UCL School of Slavonic and East European Studies, University College London, 7th Annual International Postgraduate Conference

Inclusion Exclusion

16-18th February 2006

Saturday 18 February 12:00 – 1:30: Panel J2: Inclusion and Exclusion During World War II

Alexa Stiller (University of Hannover): ‘Defining the boundaries of Germaness: The „German People List“ in Occupied Poland, 1939-1945.’

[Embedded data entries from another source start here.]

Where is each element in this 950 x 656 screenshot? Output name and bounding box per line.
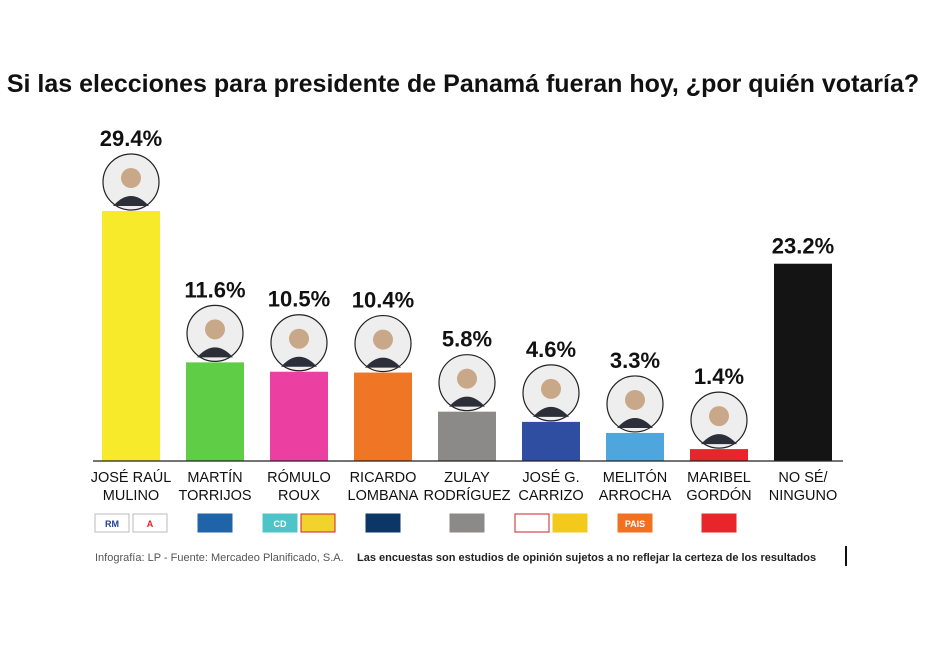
tick-label: ROUX — [278, 488, 320, 504]
photo-shoulders — [533, 406, 569, 417]
bar — [774, 263, 832, 461]
footer-source: Infografía: LP - Fuente: Mercadeo Planif… — [95, 552, 344, 564]
bar-group: 10.4% RICARDO LOMBANA — [348, 288, 419, 533]
data-label: 10.5% — [268, 287, 330, 312]
party-logo — [94, 513, 130, 533]
tick-label: JOSÉ RAÚL — [91, 469, 172, 486]
party-logo — [132, 513, 168, 533]
party-logo — [514, 513, 550, 533]
tick-label: MULINO — [103, 488, 159, 504]
tick-label: RODRÍGUEZ — [424, 487, 511, 504]
bar-group: 10.5% RÓMULO ROUX CD — [262, 287, 336, 533]
tick-label: NO SÉ/ — [778, 469, 828, 486]
data-label: 4.6% — [526, 337, 576, 362]
photo-face — [709, 406, 729, 427]
party-logo — [449, 513, 485, 533]
party-logo — [617, 513, 653, 533]
photo-face — [541, 378, 561, 399]
party-logo — [197, 513, 233, 533]
photo-face — [289, 328, 309, 349]
tick-label: MARIBEL — [687, 470, 751, 486]
bar — [606, 432, 664, 461]
bar — [186, 362, 244, 461]
tick-label: NINGUNO — [769, 488, 837, 504]
tick-label: LOMBANA — [348, 488, 419, 504]
bar — [522, 421, 580, 461]
party-logo — [701, 513, 737, 533]
bar — [102, 211, 160, 461]
data-label: 3.3% — [610, 348, 660, 373]
bar-group: 23.2% NO SÉ/NINGUNO — [769, 234, 837, 504]
tick-label: TORRIJOS — [178, 488, 251, 504]
footer: Infografía: LP - Fuente: Mercadeo Planif… — [95, 546, 847, 566]
party-logo — [365, 513, 401, 533]
party-logo — [552, 513, 588, 533]
tick-label: CARRIZO — [518, 488, 583, 504]
data-label: 23.2% — [772, 234, 834, 259]
bar — [438, 411, 496, 461]
photo-shoulders — [449, 396, 485, 407]
party-logo — [300, 513, 336, 533]
data-label: 5.8% — [442, 327, 492, 352]
tick-label: GORDÓN — [686, 487, 751, 504]
photo-shoulders — [617, 417, 653, 428]
photo-shoulders — [281, 356, 317, 367]
party-logo-text: RM — [105, 519, 119, 529]
bar — [690, 449, 748, 461]
photo-face — [121, 168, 141, 188]
tick-label: RÓMULO — [267, 469, 331, 486]
photo-face — [457, 368, 477, 389]
bar — [270, 371, 328, 461]
photo-face — [625, 389, 645, 410]
bar-group: 3.3% MELITÓN ARROCHA PAIS — [599, 348, 672, 533]
data-label: 11.6% — [184, 277, 245, 302]
photo-shoulders — [113, 196, 149, 206]
photo-shoulders — [701, 434, 737, 445]
bar — [354, 372, 412, 461]
bar-group: 4.6% JOSÉ G. CARRIZO — [514, 337, 588, 533]
tick-label: JOSÉ G. — [522, 469, 579, 486]
party-logo-text: PAIS — [625, 519, 645, 529]
photo-face — [205, 319, 225, 340]
tick-label: MARTÍN — [187, 469, 242, 486]
tick-label: RICARDO — [350, 470, 417, 486]
photo-face — [373, 329, 393, 350]
bar-group: 29.4% JOSÉ RAÚL MULINO RM A — [91, 126, 172, 533]
data-label: 1.4% — [694, 364, 744, 389]
footer-disclaimer: Las encuestas son estudios de opinión su… — [357, 552, 816, 564]
bars-layer: 29.4% JOSÉ RAÚL MULINO RM A 11.6% MARTÍN TORRIJ… — [91, 126, 837, 533]
photo-shoulders — [197, 347, 233, 358]
tick-label: MELITÓN — [603, 469, 667, 486]
photo-shoulders — [365, 357, 401, 368]
tick-label: ZULAY — [444, 470, 490, 486]
party-logo-text: CD — [274, 519, 287, 529]
data-label: 10.4% — [352, 288, 414, 313]
party-logo-text: A — [147, 519, 154, 529]
data-label: 29.4% — [100, 126, 162, 151]
bar-group: 11.6% MARTÍN TORRIJOS — [178, 277, 252, 533]
party-logo — [262, 513, 298, 533]
tick-label: ARROCHA — [599, 488, 672, 504]
chart-title: Si las elecciones para presidente de Pan… — [7, 70, 919, 98]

The population and resettlement policy with the extensive deportation of local population for the purpose of the "Germanization" of areas conquered by the Wehrmacht during World War II was based on Hitler's instruction to transform the newly acquired "Lebensraum" into purely "German provinces." The Reich governors of the occupied territories competed with Heinrich Himmler, who had been appointed by Hitler as Reich Commissioner for the Strengthening of Germandom (Reichskommissar für die Festigung deutschen Volkstums, RKF), for the fastest and most thorough achievement of this target. For the local non-German population in the areas of Western Poland (the Wartheland, Danzig-West Prussia, as well as the districts Upper Silesia and Cichanów) the execution of the Volkstumspolitik meant racial segregation by the system of the so called "German people list," loss of civil rights, expropriation, forced labor, and deportation. The treatment of Jews was the most extreme as they were locked up in Ghettos and finally mass-murdered.

Basically, there were two kinds of expulsion practices that were carried out by the Germans: First of all, there were the so called cleansing actions, considered as security-measures, which were executed from the very beginning by the secret police (Sicherheitspolizei) and aimed at the Polish "intelligenzia" (i.e. reputed carriers of Polish national consciousness and therefore a potential danger to the German occupation) and the Polish Jews. Secondly, the Germans intended a large-scale ethnic cleansing ("Völkische Flurbereinigung") to create new and pure living space for ethnic Germans mostly from Eastern Europe.

With the Germanization programme the National Socialists tried to select ethnic Germans – including persons only with German grandparents – and also "racial valuable" Poles from the rest of the population. The "German people list" was invented and was most consistently applied in the Wartheland. Ethnic Germans were divided into four groups: 1. So-called Volksdeutsche with a national political backround, 2. unpolitical "Volksdeutsche", 3. ethnic Germans with German ancestors as well as Polish minorities (Kaschuben, Masuren, Slonzaken) and 4. political opponents of the National Socialism but ethnic Germans. The second part of the Germanization programme was called re-germanization and meant a part-time integration of Poles based on racial criteria. Only very few people were taken into this programme, approximately 15.000. They were brought to Germany and forced to work but they received better conditions as the majority of the Polish forced laborers.

In my paper I will focus on the process of inclusion and exclusion of the population in Western Poland and answer following questions: Which were the criteria of the selection and did the theoretical concept fit with the reality of an ethnically mixed society created by the changing history of this part of Europe?